I'll say that again. To replicate the results would have required an annual fee increase of 5%.  But that was the preferred method. To me it is apparent that the lazy prefer to raise the fees on the owners. "fiduciary"? what is that? Believe me, to get her eyes to really pop, all I had to do was talk about our owners as the "shareholders" they really are.

So here's some the legacy: Over a period of 11 years, from 1998 to 2009 the boards and I do believe she was president for all of those years, they ramped up fees at an average annual rate of 6.85%. Owner fees nearly doubled over that period, reaching about $295 per month in 2009. But by the fall of 2008 the angry owners had enough. The president and most of that board was replaced.

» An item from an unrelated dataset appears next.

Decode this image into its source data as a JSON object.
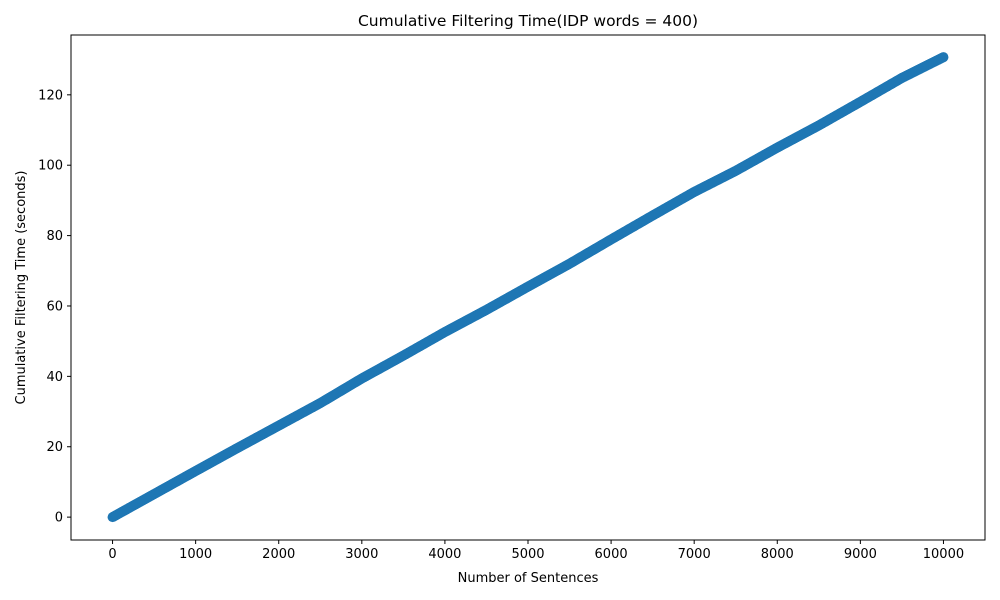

So what was the state of infrastructure during the above:


  • In 1998 I understand the reserves totaled $86,321. 
  • In October 2008, with Lakecliffe Drive failing, the board had allocated only $90,208 to Paving and that included all streets and 84 driveways. 
  • The roofing project began in 2005 at 1775-1777 Gloucester, the address of the president.
  • Only one roof was completed prior to 2009. 
  • By 2009 the reserve allocation for roofs was lacking about $1,241,000, which is the reason the board prior to 2009 stated during board meetings that it would replace roofs “at the last possible moment” and maybe one or two per year. This was apparently because of funding issues. 
  • There was no money allocated in the budget for water main failures, yet they had occurred frequently commencing 2001 or so. 
  • There was a large and growing backlog of other projects. 
  • There had never been an independently conducted outside reserve study for the association. 
  • Yes, there were real money issues and a lot of angry owners. 

I made the critical error of asking her back as Treasurer in 2011.  She is a good bookkeeper and can sign checks and compare invoices to assure they are ours. She likes to hobnob with the powerful. A typical politician.  She even brags about how she accomplished all of this success with a columnar pad.  Insists that computers including spreadsheets are unnecessary.. Hmmm, perhaps that is a part of the problem. LOL.

How much is enough?
Somehow she intends to spend more than the budget that is being used by the 2018 board under such "leadership". How much more out of Operations and Maintenance? Oh, about $116,922 more in 2019 than was spent in 2018.  How can that be?

Never mind that we've had budget surpluses every year since 2012.

We had a large projected surplus in 2017, but 2018 is the largest ever. How large is this? Back in 1998 this individual was on the board and I understand the entire reserves were about $90,000. I'll be posting more about the consequences of this management style. LOL.

The "Fee Raiser" insisted to the one board member who asked "Is this necessary" that "Yes, it is absolutely necessary". So the board ignored the budget surplus and decided to raise fees, apparently just because they can.

The "Fee Raiser" was voted out in 2008 and may be seeking revenge upon the ungrateful owners who booted her and most of her board that year.

I've done the numbers and frankly this is stupid. ? Instead, the board chooses to ignore the projected surplus and is pretending there is a budget issue when there is none. Why is that?

What are the Owners? 
Well, their sole purpose appears to be to generate income for the association, unless they are friends.

Favorite Quotes
Our Fee Raiser is long on quotes:
"Follow the numbers" (apparently only applies to others)
"You can paint a pig but it is still a pig" (describing BLMH)
"You can throw them under the bus" (describing others)
"Stupid is as stupid does" (describing others, including boards and owners)
"You can't teach an old dog new tricks" (proves that!).
etc.

Perhaps she's living by her mottos. Who knows?

I've sent specifics to a few owners. One of the questions I'm asking the board is "How much is enough?"  Apparently as much as she can squeeze from the owners.

I wonder how long it will take to ruin the association?  Any bets?